Bardstown Road Chipotle Closes — Briefly — After Several Employees Quit

Taped signs on restaurant windows and drive-throughs, declaring them closed due to staff shortages and walkouts, have become something of a symbol of the muted labor revolution currently happening in the United States. 

On Monday night, it appeared as if the employees of the Bardstown Road Chipotle had joined the ranks of departing food workers when WHAS anchor Doug Proffitt posted a picture of one such announcement on his professional Facebook page: “CLOSED,” the note read, “Half of our staff walked out including the manager and we are no longer able to remain open.”
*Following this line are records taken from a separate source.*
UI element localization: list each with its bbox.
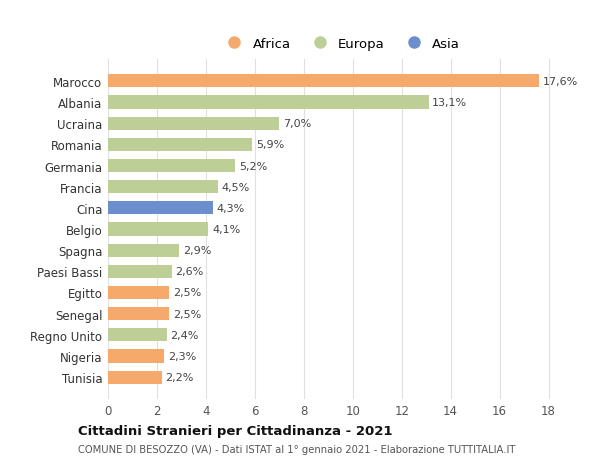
Text: 13,1%: 13,1%	[432, 98, 467, 108]
Text: 2,6%: 2,6%	[175, 267, 203, 277]
Text: COMUNE DI BESOZZO (VA) - Dati ISTAT al 1° gennaio 2021 - Elaborazione TUTTITALIA: COMUNE DI BESOZZO (VA) - Dati ISTAT al 1…	[78, 444, 515, 454]
Bar	[108, 286, 169, 299]
Text: 17,6%: 17,6%	[542, 77, 578, 87]
Text: 2,5%: 2,5%	[173, 309, 201, 319]
Bar	[108, 160, 235, 173]
Bar	[108, 202, 213, 215]
Bar	[108, 139, 253, 151]
Text: 2,4%: 2,4%	[170, 330, 199, 340]
Text: 4,1%: 4,1%	[212, 224, 240, 235]
Text: 2,5%: 2,5%	[173, 288, 201, 298]
Bar	[108, 329, 167, 341]
Bar	[108, 244, 179, 257]
Text: 2,3%: 2,3%	[168, 351, 196, 361]
Text: 7,0%: 7,0%	[283, 119, 311, 129]
Text: 5,2%: 5,2%	[239, 161, 267, 171]
Legend: Africa, Europa, Asia: Africa, Europa, Asia	[215, 32, 466, 56]
Bar	[108, 265, 172, 278]
Text: 2,9%: 2,9%	[182, 246, 211, 256]
Bar	[108, 181, 218, 194]
Bar	[108, 96, 428, 109]
Bar	[108, 75, 539, 88]
Bar	[108, 371, 162, 384]
Text: Cittadini Stranieri per Cittadinanza - 2021: Cittadini Stranieri per Cittadinanza - 2…	[78, 425, 392, 437]
Text: 4,5%: 4,5%	[222, 182, 250, 192]
Text: 5,9%: 5,9%	[256, 140, 284, 150]
Text: 4,3%: 4,3%	[217, 203, 245, 213]
Bar	[108, 223, 208, 236]
Bar	[108, 118, 280, 130]
Bar	[108, 308, 169, 320]
Bar	[108, 350, 164, 363]
Text: 2,2%: 2,2%	[166, 372, 194, 382]
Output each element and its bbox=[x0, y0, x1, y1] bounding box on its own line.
A series of staff resignations led to the store closing early on Monday, according to the restaurant’s general manager, Raven Whallen, when reached by LEO. Although, on Tuesday morning, it was open again. Whallen said one employee who had put in her two weeks notice quit early, a manager quit and another employee left permanently because she was too scared to return after her car’s catalytic converter was stolen and her tires were slit. Whallen, who has worked at the Chipotle since February, said it has been difficult keeping the restaurant staffed.

“A lot of people don’t want to work nights, and if they do they, they’re underage. So, it’s kind of hard because they all have to be off at a certain time. We have to follow the labor laws,” she said. 

A Louisville woman purporting to be a former Chipotle manager, Sidney Plogsted, shared Profitt’s post and said that the chain’s employees have had a difficult time working through the pandemic. 

“…the thing that pushed us to our breaking points were the customers treating us poorly for doing the best we can. my team and i were cussed at, threatened, had food thrown at us, and called degrading and dehumanizing things over something as simple as a messed up order,” she wrote.

Plogsted also accused corporate Chipotle of making things worse for employees by asking them to work 50-70 hours per week.

In response to an email for comment, Chipotle Chief Corporate Affairs Officer Laurie Schalow said, “Chipotle’s engaged and hard-working employees are what makes us great, and we encourage our employees to contact us immediately, including through an anonymous 800 number, with any concerns so we can investigate and respond quickly to make things right.”

Plogsted, who wrote that she now has a new job as a medical assistant, ended her post with a plea to be nice to service workers. 

“they are people, with families, emotions, and lives outside of where they work, not robots,” she said.

More people are quitting their jobs now in the United States than ever, and the phenomenon has been dubbed the Great Resignation. Several reasons have been given for the trend: Burnout among workers, child care difficulties, a lingering fear of COVID, a reevaluation of priorities and comfier financial cushions, partly thanks to government money distributed during the pandemic. 

Kentucky had the highest quit rate out of any state in August, according to a recent report from the U.S. Bureau of Labor Statistics, although more people in the state were hired than quit that month.